Hoje chegou pelo correio um estojinho japonês lindo mandado pela minha amiga Hanae, de Osaka. Como de modo geral toda a Europa, a Itália está eternamente infestada de japoneses. A Università per Stranieri di Perugia, onde estudei em 2002 (que saudade! Que saudade da polacca pazza!), não é exceção. Na nossa turma havia duas que fizeram o curso completo de seis meses, Hanae e Ayako. Moravam juntas mas não conviviam harmoniosamente, coisa que eu obviamente só fiquei sabendo agora porque nenhuma das duas jamais deixou transparecer nada. Dois doces de meninas. Eu normalmente não gosto de gente docinha, e confesso que particularmente da Ayako (depois explico) tinha um pouco de pena, um sentimento que eu desprezo. Mas realmente gostava da companhia delas, de verdade. Meninas calmas, risonhas, esforçadas.

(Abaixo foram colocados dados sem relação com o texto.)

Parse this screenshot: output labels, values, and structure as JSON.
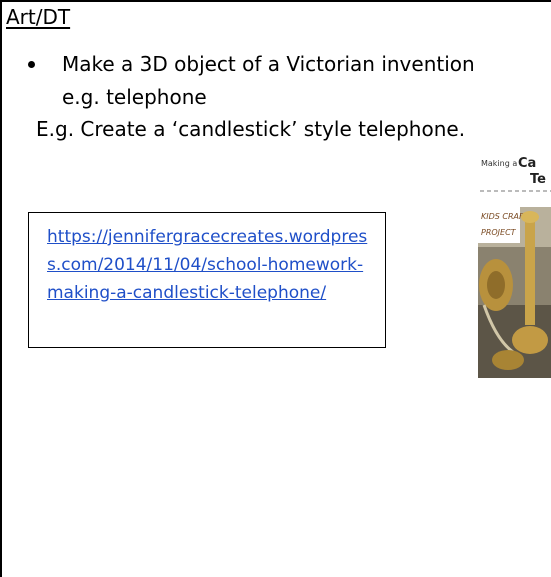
{
  "section": {
    "heading": "Art/DT"
  },
  "task": {
    "bullet_text": "Make a 3D object of a Victorian invention e.g. telephone",
    "example_text": "E.g. Create a ‘candlestick’ style telephone."
  },
  "resource": {
    "link_text": "https://jennifergracecreates.wordpress.com/2014/11/04/school-homework-making-a-candlestick-telephone/",
    "link_color": "#1f4fc8"
  },
  "thumbnail": {
    "title_small": "Making a",
    "title_large_1": "Ca",
    "title_large_2": "Te",
    "badge_line_1": "KIDS CRAFT",
    "badge_line_2": "PROJECT"
  }
}
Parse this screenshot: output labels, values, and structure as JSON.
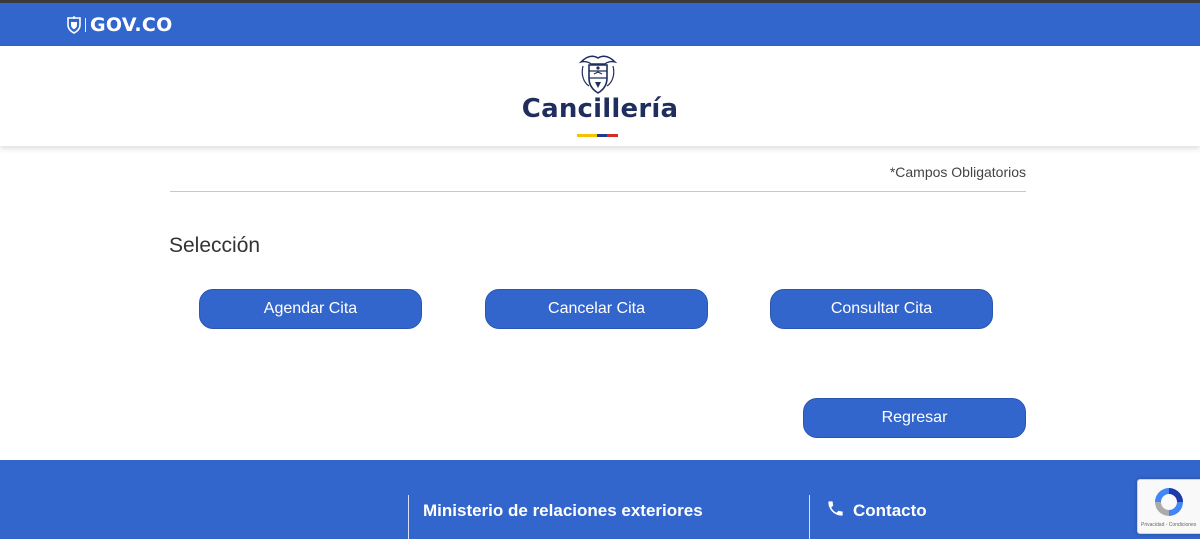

Além do Silvio, que é um santo, só eu tinha paciência com as meninas. Sei que pode parecer estranho, mas eu adoro ensinar, explicar, elucidar, esclarecer. ADORO. E tenho paciência com gente burrinha, afinal de contas a culpa não é deles. Só não tenho paciência com médico que escreve tuberculose à esclarecer, com engenheiro que vai almoçar no restaurante à kilo, com advogado que dá uma telefonema, com arquiteto que escreve se você quizer, com professor que estuda a calda do girino (essa eu vi, ninguém me contou. E adivinha como se chamava? Suely.), com tradutor que escreve encima. Com gente geneticamente burrinha, ou que simplesmente tem talentos diferentes dos meus, eu tenho paciência sim. E adorava explicar gramática italiana pras japinhas. Adorava estudar com elas.
São meninas completamente diferentes uma da outra. Ayako tem vitiligo e usa maquiagem pesada; é claramente envergonhada da sua aparência e é a típica japonesa de excursão na Europa, com cabelos tingidos e permanentados, roupas caras e bonitas quando analisadas separadamente mas um desastre quando combinadas, pernas tortas e passinhos de gueixa. É bobinha, não entende piadas, é infantil e sonhadora, tem bolsinha da Hello Kitty não porque é cool mas porque adora a Hello Kitty, os pais não querem que ela se case, nunca, pra ter alguém que cuide deles na velhice. Hanae é beeeeem mais inteligente e beeeeem mais esperta; menina safa, que mesmo não conseguindo sacar, de ouvido, a diferença entre R e L, é capaz de dar gargalhadas verdadeiras com uma piada engraçada ainda que leve um tempinho pra registrar a informação em língua estrangeira. Eu adorava as duas. Hanae foi embora assim que terminou o curso mas me escreve sempre, às vezes me manda presentinhos. Trabalhou numa padaria em Osaka e me escrevia reclamando que era muito chato. Agora voltou a estudar italiano. Ayako ainda ficou mais um tempo, refazendo pela terceira vez o curso de italiano no qual sempre levou bomba; trabalhou um tempinho numa agência de turismo em Perugia, namorou um croata que morava na Grécia mas só queria o dinheiro dela, sofreu com a desilusão, culpou o vitiligo, seu visto acabou e ela voltou pra casa. Agora dá aulas de italiano pra crianças. O e-mail que ela me mandou antes da primeira aula dizia que ela estava muito neruvosa mas confiante de que tudo daria certo. Torço muito por ela, de verdade.
As imagens mais significativas que tenho delas ocorreram no jantar brasileiro que fizemos na casa do Silvio. A Hanae raspou até o último grãozinho de farofa da panela. E a Ayako bebeu meio copo de vinho branco e entrou na sala dizendo: mi sento rivera! (mi sento libera), ou seja, me sinto livre coitada, se embebedou com meio copo de vinho branco vagabundo e já se sentia poderosíssima.
Adoro as duas, e essa semana pensei muito nelas, depois que chegou o cartão de Natal da Ayako. Mais ainda depois que o estojinho lindo da Hanae aterrissou aqui em casa.
Fui correndo enchê-lo de canetas coloridas. Eu tava mesmo precisando de um estojo! Fico que nem criança quando consigo organizar essas coisas: agenda nova, estojo novo, canetas coloridas, borracha nova, branquiiiiinha! Fico toda hora tirando tudo da bolsa, olhando, namorando, depois boto tudo de novo na bolsa.